I can still choose to entertain the thought that "Jesus is God incarnate" and to dismiss the thought that He was not...even if the former proposition gives me less intellectual satisfaction than the latter. We might call this "doubt," but I can still choose the former over the latter because the former has other goods that can be chosen in it (and, specifically, I can choose it out of the idea of eternal reward it promises).

Tony said...

"But...who says THAT is the value that should determine which thoughts we choose to think? Why should "intellectual satisfaction" be the good that draws my will in the choice of thinking a pattern of certain thoughts??"

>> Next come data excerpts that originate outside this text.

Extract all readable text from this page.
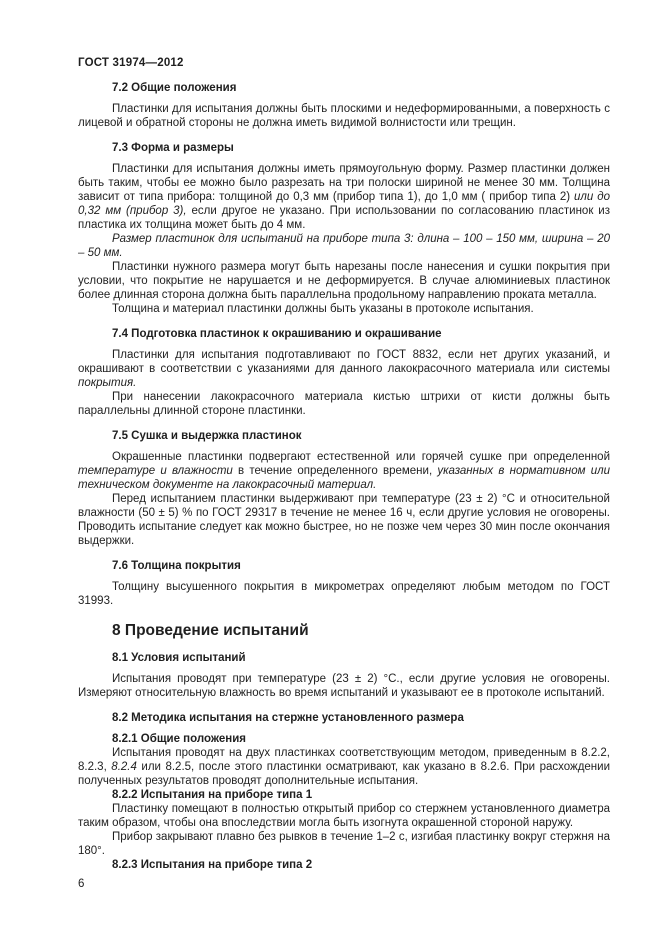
ГОСТ 31974—2012
7.2 Общие положения
Пластинки для испытания должны быть плоскими и недеформированными, а поверхность с лицевой и обратной стороны не должна иметь видимой волнистости или трещин.
7.3 Форма и размеры
Пластинки для испытания должны иметь прямоугольную форму. Размер пластинки должен быть таким, чтобы ее можно было разрезать на три полоски шириной не менее 30 мм. Толщина зависит от типа прибора: толщиной до 0,3 мм (прибор типа 1), до 1,0 мм ( прибор типа 2) или до 0,32 мм (прибор 3), если другое не указано. При использовании по согласованию пластинок из пластика их толщина может быть до 4 мм.
Размер пластинок для испытаний на приборе типа 3: длина – 100 – 150 мм, ширина – 20 – 50 мм.
Пластинки нужного размера могут быть нарезаны после нанесения и сушки покрытия при условии, что покрытие не нарушается и не деформируется. В случае алюминиевых пластинок более длинная сторона должна быть параллельна продольному направлению проката металла.
Толщина и материал пластинки должны быть указаны в протоколе испытания.
7.4 Подготовка пластинок к окрашиванию и окрашивание
Пластинки для испытания подготавливают по ГОСТ 8832, если нет других указаний, и окрашивают в соответствии с указаниями для данного лакокрасочного материала или системы покрытия.
При нанесении лакокрасочного материала кистью штрихи от кисти должны быть параллельны длинной стороне пластинки.
7.5 Сушка и выдержка пластинок
Окрашенные пластинки подвергают естественной или горячей сушке при определенной температуре и влажности в течение определенного времени, указанных в нормативном или техническом документе на лакокрасочный материал.
Перед испытанием пластинки выдерживают при температуре (23 ± 2) °С и относительной влажности (50 ± 5) % по ГОСТ 29317 в течение не менее 16 ч, если другие условия не оговорены. Проводить испытание следует как можно быстрее, но не позже чем через 30 мин после окончания выдержки.
7.6 Толщина покрытия
Толщину высушенного покрытия в микрометрах определяют любым методом по ГОСТ 31993.
8 Проведение испытаний
8.1 Условия испытаний
Испытания проводят при температуре (23 ± 2) °С., если другие условия не оговорены. Измеряют относительную влажность во время испытаний и указывают ее в протоколе испытаний.
8.2 Методика испытания на стержне установленного размера
8.2.1 Общие положения
Испытания проводят на двух пластинках соответствующим методом, приведенным в 8.2.2, 8.2.3, 8.2.4 или 8.2.5, после этого пластинки осматривают, как указано в 8.2.6. При расхождении полученных результатов проводят дополнительные испытания.
8.2.2 Испытания на приборе типа 1
Пластинку помещают в полностью открытый прибор со стержнем установленного диаметра таким образом, чтобы она впоследствии могла быть изогнута окрашенной стороной наружу.
Прибор закрывают плавно без рывков в течение 1–2 с, изгибая пластинку вокруг стержня на 180°.
8.2.3 Испытания на приборе типа 2
6
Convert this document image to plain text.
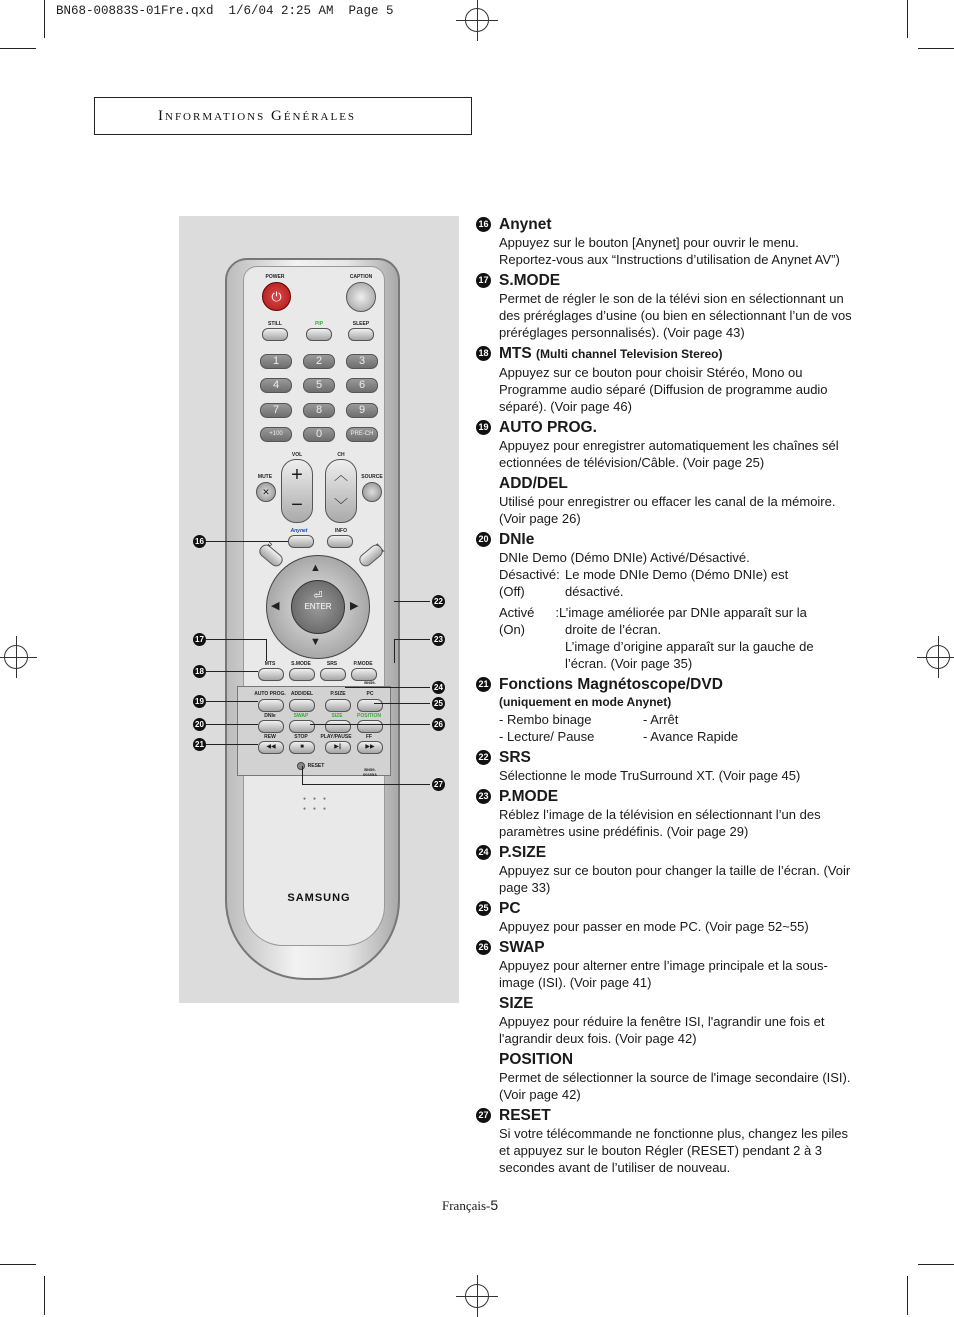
BN68-00883S-01Fre.qxd  1/6/04 2:25 AM  Page 5
Informations Générales
POWER
⏻
CAPTION
STILL	PIP	SLEEP
1	2	3
4	5	6
7	8	9
+100	0	PRE-CH
VOL	CH
+
−
︿
﹀
MUTE	SOURCE
✕
Anynet	INFO
▲
▼
◀	▶
⏎
ENTER
MTS	S.MODE	SRS	P.MODE
BN59-
AUTO PROG.	ADD/DEL	P.SIZE	PC
DNIe	SWAP	SIZE	POSITION
REW	STOP	PLAY/PAUSE	FF
◀◀	■	▶∥	▶▶
RESET
BN59-00485A
●●●
●●●
SAMSUNG
16
17
18
19
20
21
22
23
24
25
26
27
16 Anynet
Appuyez sur le bouton [Anynet] pour ouvrir le menu. Reportez-vous aux “Instructions d’utilisation de Anynet AV”)
17 S.MODE
Permet de régler le son de la télévi sion en sélectionnant un des préréglages d’usine (ou bien en sélectionnant l’un de vos préréglages personnalisés). (Voir page 43)
18 MTS (Multi channel Television Stereo)
Appuyez sur ce bouton pour choisir Stéréo, Mono ou Programme audio séparé (Diffusion de programme audio séparé). (Voir page 46)
19 AUTO PROG.
Appuyez pour enregistrer automatiquement les chaînes sél ectionnées de télévision/Câble. (Voir page 25)
ADD/DEL
Utilisé pour enregistrer ou effacer les canal de la mémoire. (Voir page 26)
20 DNIe
DNIe Demo (Démo DNIe) Activé/Désactivé.
Désactivé: Le mode DNIe Demo (Démo DNIe) est
(Off)	désactivé.
Activé : L’image améliorée par DNIe apparaît sur la
(On)	droite de l’écran.
L’image d’origine apparaît sur la gauche de
l’écran. (Voir page 35)
21 Fonctions Magnétoscope/DVD
(uniquement en mode Anynet)
- Rembo binage	- Arrêt
- Lecture/ Pause	- Avance Rapide
22 SRS
Sélectionne le mode TruSurround XT. (Voir page 45)
23 P.MODE
Réblez l’image de la télévision en sélectionnant l’un des paramètres usine prédéfinis. (Voir page 29)
24 P.SIZE
Appuyez sur ce bouton pour changer la taille de l’écran. (Voir page 33)
25 PC
Appuyez pour passer en mode PC. (Voir page 52~55)
26 SWAP
Appuyez pour alterner entre l’image principale et la sous-image (ISI). (Voir page 41)
SIZE
Appuyez pour réduire la fenêtre ISI, l'agrandir une fois et l'agrandir deux fois. (Voir page 42)
POSITION
Permet de sélectionner la source de l'image secondaire (ISI). (Voir page 42)
27 RESET
Si votre télécommande ne fonctionne plus, changez les piles et appuyez sur le bouton Régler (RESET) pendant 2 à 3 secondes avant de l’utiliser de nouveau.
Français-5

Because what is True is of vital importance. If our faith is not founded on Truth, then what else? If it cannot jive with what is reasonable (which is not to say that faith isn't where reason leaves of - I believe it is) then why assent to it? I believe assent to faith should be consonant with intelligence, and be intellectually honest.

A Sinner said...

The problem is that in a world of original sin, with our intellects fallible and darkened, what is True does not necessarily correspond to what intellectually satisfies us. The very notion I'm trying to dismantle in this post is the idea that "believing something is True" corresponds to "finding maximal intellectual satisfaction in the arguments for it." The latter is just an accident of our finite human minds, the former is a free CHOICE regarding what thoughts we assent to and combine with the thought of Truth...and which we choose to dismiss or cast in the light of falsehood.

Obviously, people in the world are subjectively intellectually satisfied by many different things, not all of them the real and objective Truth. The Faith may (currently) intellectually satisfied me, but I've talked to people whom clearly it doesn't. And while "apologetics" arguments can maybe increase the satisfaction to the point of the balance tipping in its favor sometimes...really, no argument is ever airtight, and there will always be other internally consistent systems offering forms of intellectual satisfaction too, so even then it comes down to a sort of choice.

And even in the very teachings of our Church itself...intellectual satisfaction is NOT sufficient for anything other than a human Faith. For Faith to be Divine, to be the supernatural virtue...it has to be a habit of assenting to Revelation NOT because it is intellectually satisfying (which is only one of several possible "motives of credibility")...but rather BECAUSE of the promise of eternal reward such thoughts contain. The Catholic Encyclopedia article on Faith explains this. If we assent to the Faith merely because it is intellectually satisfying, and not out of a (only-possibly-grace-infused) desire for the promise of heaven it contains...that isn't supernatural faith.